The mountain ridge's peaks lie between two nearly parallel ridge lines to the north and south, Nesquehoning Mountain a similar ridge extending north from Mount Pisgah where the two are joined, and to the south across a valley formed by Mauch Chunk Creek, the Mauch Chunk Ridge. The former historic Mauch Chunk & Summit Hill Railway is now a combined bike & hiking trail along both its former paths, and the north trail has an offshoot to the summit of Mount Pisgah that has a view of the surrounding countryside, and particularly of the Lehigh River gap about 1200 ft feet (or more) below. Mauch Chunk Lake Park and Mauch Chunk Reservoir are also located at the base of the mountain in the valley it forms with Mauch Chunk Mountain, a similar ridgeline in the ridge-and-valley Appalachians north of PA-Rt 443.

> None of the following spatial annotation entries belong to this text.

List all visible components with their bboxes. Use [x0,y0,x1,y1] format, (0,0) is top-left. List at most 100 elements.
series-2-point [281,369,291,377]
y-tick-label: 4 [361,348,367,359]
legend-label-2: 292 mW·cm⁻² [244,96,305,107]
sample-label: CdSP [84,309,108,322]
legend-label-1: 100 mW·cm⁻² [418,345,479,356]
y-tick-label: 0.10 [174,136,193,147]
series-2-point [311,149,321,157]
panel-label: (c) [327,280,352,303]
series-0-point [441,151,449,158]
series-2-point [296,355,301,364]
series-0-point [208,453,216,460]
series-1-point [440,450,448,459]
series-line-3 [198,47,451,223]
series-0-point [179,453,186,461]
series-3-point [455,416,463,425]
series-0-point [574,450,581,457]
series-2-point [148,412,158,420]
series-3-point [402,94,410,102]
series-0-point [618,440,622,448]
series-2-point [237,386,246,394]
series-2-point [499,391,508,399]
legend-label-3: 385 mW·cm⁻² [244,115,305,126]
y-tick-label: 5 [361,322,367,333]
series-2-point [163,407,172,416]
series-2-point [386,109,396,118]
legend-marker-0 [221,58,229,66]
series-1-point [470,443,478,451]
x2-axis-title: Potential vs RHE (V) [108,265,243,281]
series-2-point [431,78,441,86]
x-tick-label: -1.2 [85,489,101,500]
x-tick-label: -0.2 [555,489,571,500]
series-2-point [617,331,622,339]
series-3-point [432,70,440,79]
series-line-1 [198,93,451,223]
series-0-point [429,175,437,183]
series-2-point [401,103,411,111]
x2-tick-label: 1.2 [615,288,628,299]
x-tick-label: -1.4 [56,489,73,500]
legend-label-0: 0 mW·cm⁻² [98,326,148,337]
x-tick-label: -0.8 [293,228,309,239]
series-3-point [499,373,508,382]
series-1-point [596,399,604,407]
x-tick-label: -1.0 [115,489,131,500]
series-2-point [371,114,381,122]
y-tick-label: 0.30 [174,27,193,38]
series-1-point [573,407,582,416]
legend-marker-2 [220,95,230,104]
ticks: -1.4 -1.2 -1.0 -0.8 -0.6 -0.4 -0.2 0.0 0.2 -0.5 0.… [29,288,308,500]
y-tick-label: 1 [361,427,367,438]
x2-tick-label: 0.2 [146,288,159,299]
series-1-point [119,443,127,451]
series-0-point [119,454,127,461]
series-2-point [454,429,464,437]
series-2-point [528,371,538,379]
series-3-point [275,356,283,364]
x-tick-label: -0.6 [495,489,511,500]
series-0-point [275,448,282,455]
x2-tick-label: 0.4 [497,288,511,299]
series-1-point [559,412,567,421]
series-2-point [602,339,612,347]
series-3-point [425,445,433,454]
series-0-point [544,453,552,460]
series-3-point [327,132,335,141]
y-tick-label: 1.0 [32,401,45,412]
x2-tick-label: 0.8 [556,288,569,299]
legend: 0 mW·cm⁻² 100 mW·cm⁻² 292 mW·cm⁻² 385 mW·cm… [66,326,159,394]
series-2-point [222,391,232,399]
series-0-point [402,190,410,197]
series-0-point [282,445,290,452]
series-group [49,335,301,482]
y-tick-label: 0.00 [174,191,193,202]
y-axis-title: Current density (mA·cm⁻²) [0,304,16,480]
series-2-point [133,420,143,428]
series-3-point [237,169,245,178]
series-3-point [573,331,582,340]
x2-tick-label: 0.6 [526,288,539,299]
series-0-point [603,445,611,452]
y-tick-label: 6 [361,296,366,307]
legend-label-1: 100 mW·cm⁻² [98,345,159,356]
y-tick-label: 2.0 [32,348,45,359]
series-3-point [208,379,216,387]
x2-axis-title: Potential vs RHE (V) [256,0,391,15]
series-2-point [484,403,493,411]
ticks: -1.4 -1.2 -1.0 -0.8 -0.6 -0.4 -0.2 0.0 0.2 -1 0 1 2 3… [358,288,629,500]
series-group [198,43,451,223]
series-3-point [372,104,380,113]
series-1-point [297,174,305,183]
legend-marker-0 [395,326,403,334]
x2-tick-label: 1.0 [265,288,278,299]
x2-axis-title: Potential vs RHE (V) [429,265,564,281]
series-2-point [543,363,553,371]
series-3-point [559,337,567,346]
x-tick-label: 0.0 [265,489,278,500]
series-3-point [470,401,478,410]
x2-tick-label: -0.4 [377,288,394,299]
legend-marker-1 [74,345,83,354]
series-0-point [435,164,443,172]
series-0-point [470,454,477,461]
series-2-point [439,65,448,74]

At the Mauch Chunk-Bear Mountain Gap east of Jim Thorpe, the range ends rapidly descending to the Lehigh River Valley below the northeastern summit marked on USGS topological maps as Mt. Pisgah, which is named for the biblical mountain in Jordan from which Moses first saw the promised land (as are many mountains around the world and especially in the United States). During the late 19th century and early 20th-century, this mountain was a favorite summer resort for those from eastern cities, even as far away as New York City for it sported what has been called the world's first roller coaster, the gravity railroad founded in 1827 by the Lehigh Coal & Navigation Company, builders of the Lehigh Canal and the tourist attracting Mauch Chunk & Summit Hill Railway, which formed a loop between South Mauch Chunk (now the south part of Jim Thorpe, PA) and Summit Hill, Pennsylvania, the site of the first high volume coal production in the greater region. Visitors were able to travel by rail via the Central Railroad of New Jersey (CNJ) which succeeded the Lehigh and Susquehanna founded by LC&N Co. which owned most of the eastern part of the area, stay on in a hotel owned by the LC&N, eat at restaurants and buy from shops owned in part by the LC&N, and see the sights after the long mule-pulled four hour trip up to Summit Hill, which featured other tourist services and a 100 foot observation tower. The views from the tower looked over the bucolic Pennsylvania landscape between the Nesquehoning Ridge and Pisgah Mountain on the North side, and Pisgah and the Mauch Chunk Range on the south valley. The saddle pass between the northern ridges topped by Summit Hill, and Lansford, Pennsylvania generated the springs and run off of Panther Creek which runs nearly due west into the Little Schuylkill River at Tamaqua, Pennsylvania which path eventually allowed conventional steam powered rail trackage to be built into the valley after a convoluted and lengthy path around and between Nesquehoning Ridge and Broad Mountain via Delano Junction, a railroad nexus still in use today.